The early identification of patients with severe sepsis is a key point to provide the correct treatment and is actually based on clinical evaluation. In hospital wards, the Modified Early Warning Score has been proposed as a system to identify early signs of deterioration and for outreach team activation. However, MEWS sensibility in early recognition of septic patients is still unknown. The aim of this study was to evaluate whether MEWS ≥4 is an adequate threshold for early identification of patients with severe sepsis.

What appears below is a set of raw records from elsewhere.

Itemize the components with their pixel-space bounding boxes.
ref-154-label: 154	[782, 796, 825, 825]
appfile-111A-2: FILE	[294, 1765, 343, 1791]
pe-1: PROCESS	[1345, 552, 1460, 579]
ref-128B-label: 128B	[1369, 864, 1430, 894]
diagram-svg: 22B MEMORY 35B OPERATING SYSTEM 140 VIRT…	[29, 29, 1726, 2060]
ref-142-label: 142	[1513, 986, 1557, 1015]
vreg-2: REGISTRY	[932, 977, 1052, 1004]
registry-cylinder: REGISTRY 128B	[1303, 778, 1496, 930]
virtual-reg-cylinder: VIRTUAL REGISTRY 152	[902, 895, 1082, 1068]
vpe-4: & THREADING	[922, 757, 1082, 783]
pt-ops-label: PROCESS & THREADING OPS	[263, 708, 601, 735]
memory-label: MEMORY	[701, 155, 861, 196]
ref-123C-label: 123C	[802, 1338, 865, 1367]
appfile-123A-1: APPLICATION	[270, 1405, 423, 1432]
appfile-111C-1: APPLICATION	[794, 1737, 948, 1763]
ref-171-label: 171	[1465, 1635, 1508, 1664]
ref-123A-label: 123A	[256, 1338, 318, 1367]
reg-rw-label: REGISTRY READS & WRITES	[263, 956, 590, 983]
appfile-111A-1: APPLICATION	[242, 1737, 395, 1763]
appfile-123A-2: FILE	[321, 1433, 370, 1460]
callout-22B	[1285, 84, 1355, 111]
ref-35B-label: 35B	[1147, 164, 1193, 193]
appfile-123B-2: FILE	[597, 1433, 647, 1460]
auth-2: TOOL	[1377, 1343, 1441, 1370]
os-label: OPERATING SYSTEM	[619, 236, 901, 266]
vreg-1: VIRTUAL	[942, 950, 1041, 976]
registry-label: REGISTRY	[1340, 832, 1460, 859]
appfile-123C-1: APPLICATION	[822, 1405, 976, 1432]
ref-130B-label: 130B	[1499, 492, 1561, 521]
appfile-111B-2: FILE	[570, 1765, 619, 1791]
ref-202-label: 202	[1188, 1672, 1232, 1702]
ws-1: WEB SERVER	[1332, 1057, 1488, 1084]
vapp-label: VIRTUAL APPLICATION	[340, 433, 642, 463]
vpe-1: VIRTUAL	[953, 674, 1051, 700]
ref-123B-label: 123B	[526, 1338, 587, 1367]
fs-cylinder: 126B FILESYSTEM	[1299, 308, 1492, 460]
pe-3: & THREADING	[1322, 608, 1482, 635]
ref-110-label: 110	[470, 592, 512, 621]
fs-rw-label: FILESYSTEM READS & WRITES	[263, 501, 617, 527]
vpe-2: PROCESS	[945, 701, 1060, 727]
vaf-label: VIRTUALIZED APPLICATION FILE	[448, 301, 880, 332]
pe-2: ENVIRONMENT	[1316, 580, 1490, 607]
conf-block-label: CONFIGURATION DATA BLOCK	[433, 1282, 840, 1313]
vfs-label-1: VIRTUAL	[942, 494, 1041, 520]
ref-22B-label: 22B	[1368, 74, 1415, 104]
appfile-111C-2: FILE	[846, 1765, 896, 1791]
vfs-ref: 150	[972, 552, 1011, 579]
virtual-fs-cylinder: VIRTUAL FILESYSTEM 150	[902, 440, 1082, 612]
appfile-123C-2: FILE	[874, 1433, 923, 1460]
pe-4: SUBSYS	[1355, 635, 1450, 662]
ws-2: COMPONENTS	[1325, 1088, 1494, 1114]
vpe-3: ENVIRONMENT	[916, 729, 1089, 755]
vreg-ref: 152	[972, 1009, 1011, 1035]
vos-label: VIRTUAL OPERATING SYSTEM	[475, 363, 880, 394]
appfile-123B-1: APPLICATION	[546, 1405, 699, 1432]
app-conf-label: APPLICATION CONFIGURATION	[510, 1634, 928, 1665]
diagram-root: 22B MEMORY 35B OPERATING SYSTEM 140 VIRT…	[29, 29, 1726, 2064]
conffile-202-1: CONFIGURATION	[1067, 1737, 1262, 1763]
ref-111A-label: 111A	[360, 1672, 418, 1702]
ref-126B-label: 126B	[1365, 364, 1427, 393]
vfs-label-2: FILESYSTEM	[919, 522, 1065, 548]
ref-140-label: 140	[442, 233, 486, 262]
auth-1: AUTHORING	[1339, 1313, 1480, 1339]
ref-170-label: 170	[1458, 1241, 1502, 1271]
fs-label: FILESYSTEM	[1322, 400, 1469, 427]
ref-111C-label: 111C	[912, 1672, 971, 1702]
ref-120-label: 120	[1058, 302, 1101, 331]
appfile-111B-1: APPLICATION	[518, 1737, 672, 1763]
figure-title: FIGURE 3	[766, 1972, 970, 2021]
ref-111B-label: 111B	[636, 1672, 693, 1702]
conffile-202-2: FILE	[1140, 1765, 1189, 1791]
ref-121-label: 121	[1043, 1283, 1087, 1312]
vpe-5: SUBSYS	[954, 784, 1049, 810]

In 51 patients with severe sepsis (no septic shock) evaluated by our sepsis team, between November 2007 and December 2008 in the emergency department and no ICU wards, we collected the SOFA score and MEWS at the time of first evaluation, the ICU admission rate and the 30-day mortality rate. We subdivided and compared patients into two groups on the basis of a MEWS value ≥4.
In the 22 (43%) patients with a MEWS value ≥4, the SOFA score (5.9 ± 2.9) was similar to that measured in the 29 (57%) patients with MEWS value <4 (5.24 ± 2.6) whereas the ICU admission rate was larger (54%) than in patients with MEWS value <4 (24%) (P = 0.03). In patients with MEWS value ≥4 the 30-day mortality rate was slightly lower (15%) than in patients with MEWS value <4 (24%) (P > 0.05).
The above data indicate that a MEWS value ≥4 has a very low sensitivity (43%) for identification of patients with severe sepsis and therefore it should be used with caution for this aim and also as a criterion for ICU admission of septic patients (7/19 of patients admitted to the ICU with a MEWS value <4; sensitivity 63%, specificity 68%).